Erosive Pustular Dermatosis of the Scalp Treatment
Therapy for this condition mostly starts with good local skincare, which includes daily dressings and the delicate removal of crusts. EPDS is uncommon and its cause is unknown, hence there is no standard advice for treatment. However, topical medicines are the most common and first-line treatment. Reduce inflammation, mend erosions, and stop scarring alopecia with early therapy to avoid irreversible hair loss. The treatment for EPDS needs to be prolonged and last for several weeks to months.
Treatment options include dapsone gel, photodynamic therapy (PDT), oral zinc sulfate, silicone gel, retinoids, topical retinoids, retinoids, and calcipotriol. First-line treatments that encourage re-epithelialization include tacrolimus, wound dressings, and corticosteroids.
The most popular form of treatment for this condition is high-potency topical corticosteroids, which are well-researched to be both efficient and safe. The potential for skin shrinkage and EPDS relapse upon treatment withdrawal are two drawbacks of topical steroids. The use of steroids needs to be stopped if no improvement is seen after the first two months.
Other effective treatments include:
- Anti-inflammatory medicines like minocycline for six weeks.
- Calcipotriol cream to lessen scaling.
- Cryotherapy for actinic keratoses.
- Zinc sulfate.
- Acitretin, isotretinoin, and oral retinoids.
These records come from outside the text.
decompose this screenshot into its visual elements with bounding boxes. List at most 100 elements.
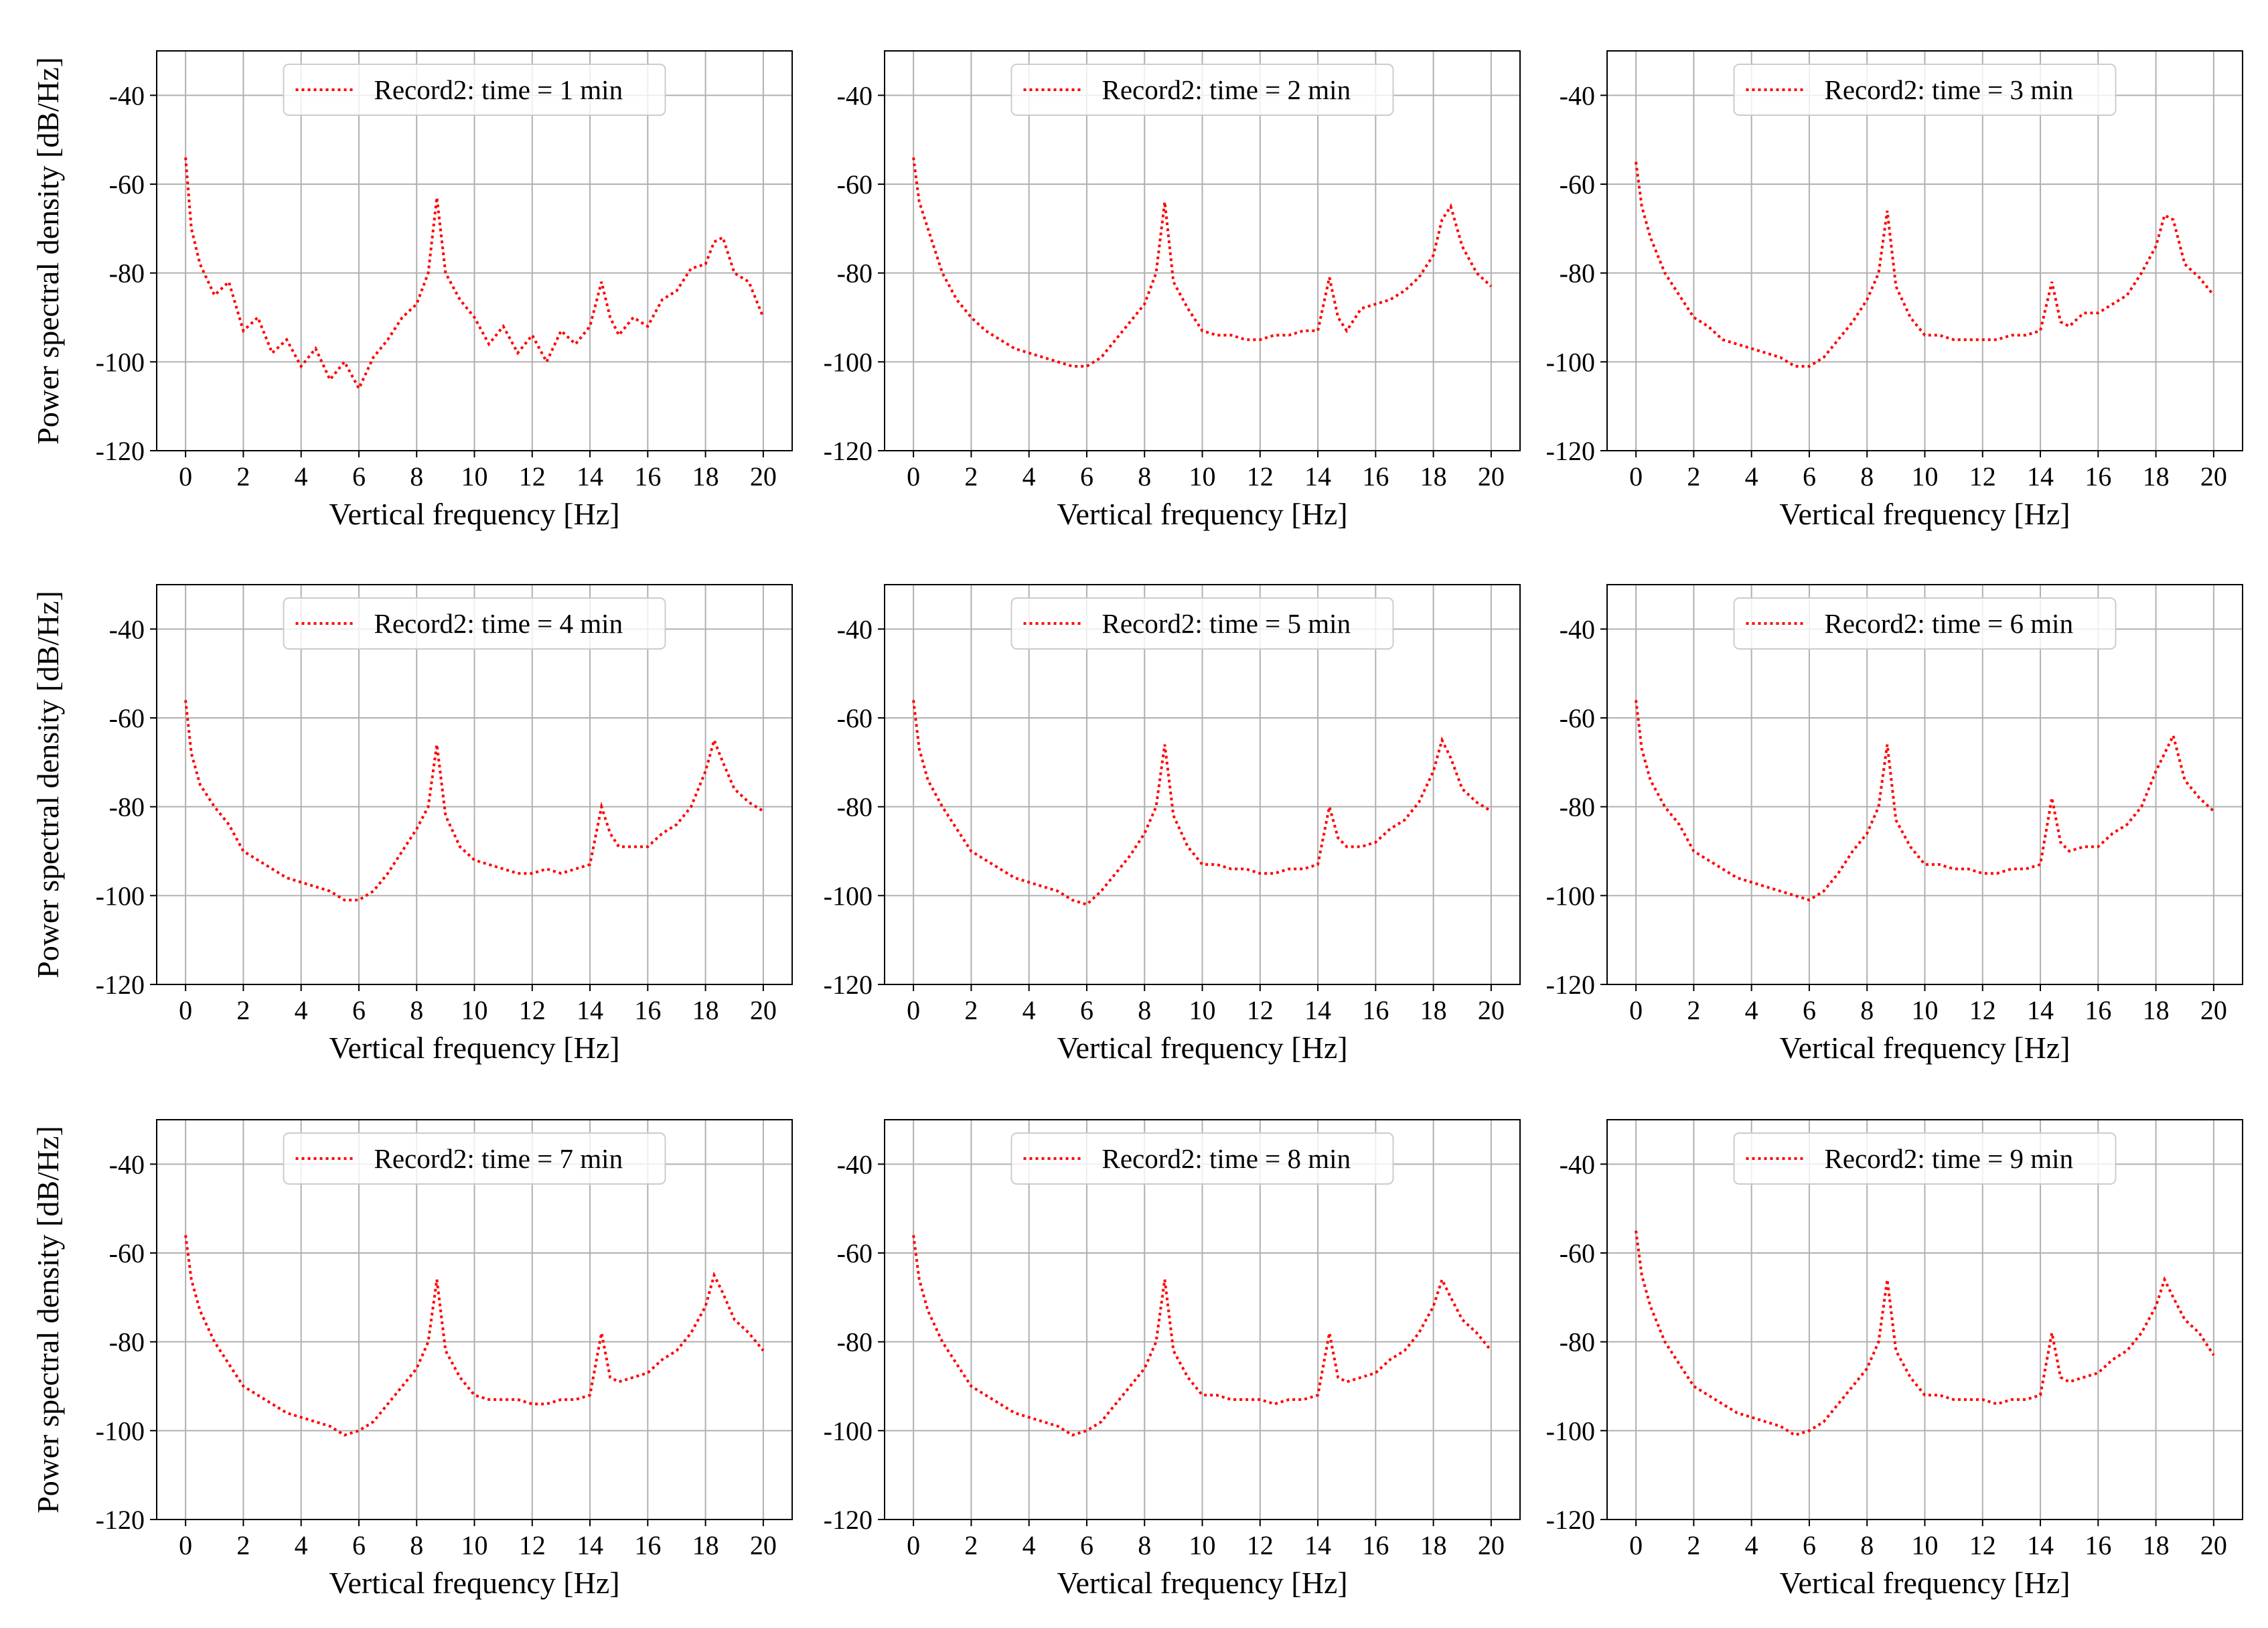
- legend-label: Record2: time = 4 min: [374, 608, 623, 639]
- x-tick-label: 20: [750, 1530, 777, 1560]
- x-tick-label: 20: [750, 995, 777, 1025]
- y-tick-label: -100: [824, 347, 873, 377]
- x-tick-label: 8: [1138, 461, 1151, 492]
- x-tick-label: 0: [907, 461, 920, 492]
- y-tick-label: -80: [837, 258, 873, 289]
- axes-frame: [156, 1119, 793, 1520]
- x-tick-label: 20: [2200, 995, 2227, 1025]
- x-tick-label: 2: [236, 995, 250, 1025]
- x-tick-label: 0: [1629, 995, 1643, 1025]
- psd-line: [184, 157, 765, 392]
- y-tick-label: -60: [837, 169, 873, 200]
- y-tick-label: -40: [837, 80, 873, 110]
- x-tick-label: 10: [1189, 1530, 1216, 1560]
- x-tick-label: 0: [179, 461, 192, 492]
- y-tick-label: -40: [837, 614, 873, 644]
- axes-frame: [884, 50, 1521, 451]
- y-tick-label: -60: [109, 703, 145, 733]
- legend-label: Record2: time = 2 min: [1102, 74, 1351, 105]
- axes-frame: [1606, 50, 2243, 451]
- x-tick-label: 16: [634, 1530, 661, 1560]
- y-axis-label: Power spectral density [dB/Hz]: [31, 57, 65, 445]
- plot-lines: [184, 157, 765, 392]
- x-tick-label: 6: [1803, 1530, 1816, 1560]
- x-tick-label: 0: [179, 1530, 192, 1560]
- psd-line: [912, 700, 1492, 906]
- plot-lines: [184, 1235, 765, 1437]
- y-tick-label: -60: [837, 703, 873, 733]
- y-tick-label: -120: [96, 970, 145, 1000]
- psd-line: [912, 1235, 1493, 1437]
- plot-lines: [912, 157, 1493, 368]
- subplot: 0 2 4 6 8 10 12 14 16 18 20 -120 -100 -80 -60 -40 Vertic…: [31, 50, 793, 531]
- legend-box: [1010, 64, 1394, 116]
- x-tick-label: 0: [179, 995, 192, 1025]
- x-tick-label: 14: [2027, 1530, 2054, 1560]
- y-tick-label: -40: [109, 614, 145, 644]
- y-tick-label: -80: [837, 1327, 873, 1357]
- x-tick-label: 12: [519, 461, 546, 492]
- legend-box: [283, 597, 666, 650]
- psd-line: [184, 700, 764, 901]
- x-tick-label: 4: [295, 1530, 308, 1560]
- x-tick-label: 2: [1687, 995, 1700, 1025]
- y-axis-label: Power spectral density [dB/Hz]: [31, 1126, 65, 1513]
- psd-line: [184, 1235, 765, 1437]
- x-tick-label: 2: [1687, 461, 1700, 492]
- x-axis-label: Vertical frequency [Hz]: [1779, 497, 2070, 531]
- y-tick-label: -120: [824, 970, 873, 1000]
- x-tick-label: 20: [750, 461, 777, 492]
- legend-label: Record2: time = 8 min: [1102, 1143, 1351, 1174]
- x-tick-label: 0: [907, 995, 920, 1025]
- y-tick-label: -60: [1560, 703, 1595, 733]
- x-tick-label: 14: [2027, 995, 2054, 1025]
- plot-lines: [1635, 1230, 2215, 1437]
- subplot: 0 2 4 6 8 10 12 14 16 18 20 -120 -100 -80 -60 -40 Vertic…: [1546, 1119, 2243, 1600]
- x-tick-label: 14: [577, 1530, 603, 1560]
- axes-frame: [1606, 1119, 2243, 1520]
- x-tick-label: 6: [352, 995, 366, 1025]
- legend-label: Record2: time = 1 min: [374, 74, 623, 105]
- x-tick-label: 10: [461, 995, 488, 1025]
- subplot: 0 2 4 6 8 10 12 14 16 18 20 -120 -100 -80 -60 -40 Vertic…: [31, 584, 793, 1065]
- x-tick-label: 10: [1912, 1530, 1939, 1560]
- subplot: 0 2 4 6 8 10 12 14 16 18 20 -120 -100 -80 -60 -40 Vertic…: [31, 1119, 793, 1600]
- x-tick-label: 18: [2143, 1530, 2170, 1560]
- x-tick-label: 10: [1189, 461, 1216, 492]
- psd-line: [1635, 700, 2215, 902]
- subplot: 0 2 4 6 8 10 12 14 16 18 20 -120 -100 -80 -60 -40 Vertic…: [1546, 50, 2243, 531]
- y-tick-label: -100: [1546, 881, 1595, 911]
- x-axis-label: Vertical frequency [Hz]: [1057, 1566, 1347, 1600]
- x-tick-label: 6: [1080, 995, 1093, 1025]
- x-tick-label: 4: [1023, 461, 1036, 492]
- x-tick-label: 20: [1478, 1530, 1505, 1560]
- plot-lines: [1635, 161, 2215, 368]
- x-tick-label: 16: [2085, 995, 2111, 1025]
- plot-lines: [912, 700, 1492, 906]
- y-tick-label: -40: [109, 80, 145, 110]
- x-tick-label: 14: [1304, 461, 1331, 492]
- y-tick-label: -120: [96, 436, 145, 466]
- x-tick-label: 10: [1912, 461, 1939, 492]
- y-tick-label: -120: [1546, 1505, 1595, 1535]
- subplot: 0 2 4 6 8 10 12 14 16 18 20 -120 -100 -80 -60 -40 Vertic…: [1546, 584, 2243, 1065]
- x-tick-label: 8: [410, 995, 423, 1025]
- x-tick-label: 20: [1478, 461, 1505, 492]
- x-tick-label: 2: [236, 461, 250, 492]
- y-tick-label: -60: [1560, 1238, 1595, 1268]
- x-tick-label: 8: [1860, 1530, 1874, 1560]
- subplot: 0 2 4 6 8 10 12 14 16 18 20 -120 -100 -80 -60 -40 Vertic…: [824, 1119, 1521, 1600]
- x-tick-label: 8: [1138, 995, 1151, 1025]
- x-tick-label: 4: [1023, 1530, 1036, 1560]
- x-tick-label: 14: [577, 461, 603, 492]
- x-axis-label: Vertical frequency [Hz]: [329, 497, 619, 531]
- x-tick-label: 6: [1080, 1530, 1093, 1560]
- x-tick-label: 6: [352, 461, 366, 492]
- plot-lines: [1635, 700, 2215, 902]
- x-tick-label: 12: [1969, 1530, 1996, 1560]
- legend-box: [1733, 64, 2117, 116]
- x-tick-label: 16: [1362, 995, 1389, 1025]
- y-tick-label: -80: [109, 792, 145, 822]
- legend-label: Record2: time = 9 min: [1825, 1143, 2074, 1174]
Erosive pustular dermatosis can return after successful treatment. After checking any underlying skin malignancies, repeat the same treatment.
In conclusion, medical pharmacological therapy for EPD has mixed results, requiring long-term treatment, especially with topical treatments, and there is a higher chance of relapses. Therefore, topical calcineurin inhibitors are indicated for maintenance.